Publié le 7 janvier 2024 à 22h35. La première partie du documentaire « N’importe quel jour : Hôpital universitaire de Cork » offre un aperçu des urgences de l’hôpital, mais laisse entrevoir un tableau moins complet des défis auxquels sont confrontés les établissements de santé irlandais.
- Le documentaire se concentre sur des cas individuels, notamment une jeune femme blessée en jouant au football gaélique et un homme victime d’un accident de vélo.
- Le Dr Richard Bambury souligne le caractère unique d’un cas de cancer diagnostiqué chez une femme enceinte, nécessitant une approche médicale inédite.

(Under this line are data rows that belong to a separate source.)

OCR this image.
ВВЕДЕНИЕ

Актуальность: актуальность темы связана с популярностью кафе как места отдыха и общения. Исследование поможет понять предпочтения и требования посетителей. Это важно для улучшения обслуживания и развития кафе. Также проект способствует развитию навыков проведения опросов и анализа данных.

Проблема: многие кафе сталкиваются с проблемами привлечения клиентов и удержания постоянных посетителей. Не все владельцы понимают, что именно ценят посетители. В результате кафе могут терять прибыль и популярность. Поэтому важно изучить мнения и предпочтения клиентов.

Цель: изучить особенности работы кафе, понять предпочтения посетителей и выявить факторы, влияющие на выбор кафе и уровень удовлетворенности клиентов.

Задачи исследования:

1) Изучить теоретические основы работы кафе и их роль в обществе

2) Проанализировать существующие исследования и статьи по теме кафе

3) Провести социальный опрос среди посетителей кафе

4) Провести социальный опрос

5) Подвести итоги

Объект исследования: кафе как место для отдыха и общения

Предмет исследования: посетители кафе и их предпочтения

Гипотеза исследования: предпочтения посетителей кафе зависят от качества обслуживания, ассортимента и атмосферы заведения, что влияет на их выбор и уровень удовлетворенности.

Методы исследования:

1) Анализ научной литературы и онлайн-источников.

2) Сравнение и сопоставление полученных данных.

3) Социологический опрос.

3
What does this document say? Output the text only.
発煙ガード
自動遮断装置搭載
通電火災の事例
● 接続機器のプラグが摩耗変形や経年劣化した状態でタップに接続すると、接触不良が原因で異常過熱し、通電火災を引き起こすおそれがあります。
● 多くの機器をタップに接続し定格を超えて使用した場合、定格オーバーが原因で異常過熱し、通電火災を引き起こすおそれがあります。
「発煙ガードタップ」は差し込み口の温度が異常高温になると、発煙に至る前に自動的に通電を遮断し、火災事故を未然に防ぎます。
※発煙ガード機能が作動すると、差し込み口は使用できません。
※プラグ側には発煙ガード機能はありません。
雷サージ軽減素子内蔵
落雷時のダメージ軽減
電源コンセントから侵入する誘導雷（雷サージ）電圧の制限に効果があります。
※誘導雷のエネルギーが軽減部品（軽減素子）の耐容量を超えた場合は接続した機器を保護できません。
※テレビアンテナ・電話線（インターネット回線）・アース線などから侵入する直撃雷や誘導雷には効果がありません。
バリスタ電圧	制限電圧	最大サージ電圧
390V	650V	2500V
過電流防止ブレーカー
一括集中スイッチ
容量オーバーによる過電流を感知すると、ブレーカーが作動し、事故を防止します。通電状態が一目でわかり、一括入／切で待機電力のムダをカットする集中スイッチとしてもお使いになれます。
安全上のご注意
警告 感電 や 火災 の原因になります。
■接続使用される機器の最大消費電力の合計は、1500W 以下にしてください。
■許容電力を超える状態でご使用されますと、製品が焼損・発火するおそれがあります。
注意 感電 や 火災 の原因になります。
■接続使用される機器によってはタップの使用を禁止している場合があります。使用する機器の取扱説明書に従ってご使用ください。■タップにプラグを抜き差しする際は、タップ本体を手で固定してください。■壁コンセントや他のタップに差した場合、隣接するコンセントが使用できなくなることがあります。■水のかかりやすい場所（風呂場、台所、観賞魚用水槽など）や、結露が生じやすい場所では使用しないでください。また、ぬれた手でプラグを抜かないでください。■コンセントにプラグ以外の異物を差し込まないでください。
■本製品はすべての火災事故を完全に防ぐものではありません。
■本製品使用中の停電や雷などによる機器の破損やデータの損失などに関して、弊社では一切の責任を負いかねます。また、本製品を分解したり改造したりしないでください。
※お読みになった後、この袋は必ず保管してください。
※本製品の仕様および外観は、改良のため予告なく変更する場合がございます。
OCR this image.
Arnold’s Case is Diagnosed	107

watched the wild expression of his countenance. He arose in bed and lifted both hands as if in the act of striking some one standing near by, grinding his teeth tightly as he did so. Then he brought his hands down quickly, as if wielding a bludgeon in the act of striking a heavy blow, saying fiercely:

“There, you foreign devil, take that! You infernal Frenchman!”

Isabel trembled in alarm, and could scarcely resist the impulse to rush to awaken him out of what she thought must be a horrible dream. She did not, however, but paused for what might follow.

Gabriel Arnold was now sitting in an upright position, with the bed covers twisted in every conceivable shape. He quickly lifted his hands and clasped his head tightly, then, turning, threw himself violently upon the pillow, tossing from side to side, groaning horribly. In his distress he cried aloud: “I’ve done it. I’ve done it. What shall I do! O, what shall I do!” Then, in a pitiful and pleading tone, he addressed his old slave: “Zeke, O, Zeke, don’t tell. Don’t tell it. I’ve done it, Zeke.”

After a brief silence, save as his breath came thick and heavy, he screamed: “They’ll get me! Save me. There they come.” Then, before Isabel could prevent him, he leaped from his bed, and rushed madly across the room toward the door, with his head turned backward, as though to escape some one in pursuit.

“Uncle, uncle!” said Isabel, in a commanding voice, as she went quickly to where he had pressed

- Le reportage met en lumière le dévouement du personnel soignant, mais ne reflète pas nécessairement les difficultés quotidiennes rencontrées par les patients dans les services d’urgence.
La série documentaire « N’importe quel jour : Hôpital universitaire de Cork » (Any Given Day: Cork University Hospital) a débuté sur RTÉ One en se focalisant sur le service des urgences (A&E) du CUH. Si le programme présente des moments touchants et des interventions médicales impressionnantes, il ne parvient pas toujours à rendre compte de la réalité vécue par de nombreux patients irlandais dans les hôpitaux publics.
L’un des cas présentés concerne Kaytlin, une jeune femme de 22 ans blessée au visage lors d’un match de football gaélique. L’infirmière principale, Elaine Houlihan, s’apprête à recoudre sa plaie.
« Je ne te verrais pas du tout mal, d’accord ? » dit Elaine alors qu’elle se préparait avec son aiguille. « Authentique maintenant. »
Elaine Houlihan, infirmière principale
Kaytlin, décrite comme une jeune femme « très cool », ne semble pas inquiète et prévoit de reprendre ses activités sportives, à la fois camogie et football, après sa guérison.
Un autre patient, Barry Power, 46 ans, atteint de trisomie 21, a été admis après un accident de vélo. Sa mère, ancienne infirmière, est présente à ses côtés. Barry a été transporté par hélicoptère médical – une ressource disponible en Irlande – et l’équipe médicale a prodigué des soins attentifs et détaillés.
Le Dr Richard Bambury a évoqué un « manque de précédent » concernant le traitement d’un cancer découvert chez une patiente enceinte, Caroline Conboye, à 35 semaines de grossesse. Une grosse tumeur a été détectée sur son ovaire, son appendice et dans son intestin, obligeant les médecins à trouver un équilibre délicat entre la lutte contre le cancer et la protection de l’enfant à naître. Rory Conboye, le mari de Caroline, a exprimé son soulagement de ne pas avoir eu à prendre la décision d’interrompre ou non la grossesse.
Le documentaire montre également l’attachement et le dévouement du personnel soignant. Cependant, le narrateur mentionne que 20 patients attendaient sur des brancards, sans que le programme ne les montre. Il est également souligné que certains patients « non urgents » attendaient depuis plus de 12 heures avant de recevoir des soins, mais ces situations ne sont pas illustrées visuellement.
L’auteur de l’article, fort de six années passées à suivre les ambulances vers les urgences de Dublin, note que les brèvements prodigués par les ambulanciers sont généralement plus succincts et moins détaillés que ceux présentés dans le documentaire. Il s’interroge sur le caractère exceptionnel de ces briefings détaillés, se demandant s’ils ne sont pas réservés aux besoins de la télévision. Il observe que les personnes âgées admises par ambulance sont généralement prises en charge rapidement, tandis que les patients se rendant à l’hôpital avec des blessures moins graves peuvent être confrontés à de longues attentes.
La série continue et promet de dévoiler d’autres aspects du fonctionnement du système de santé irlandais. Il faudra donc attendre les prochains épisodes pour obtenir un portrait plus complet.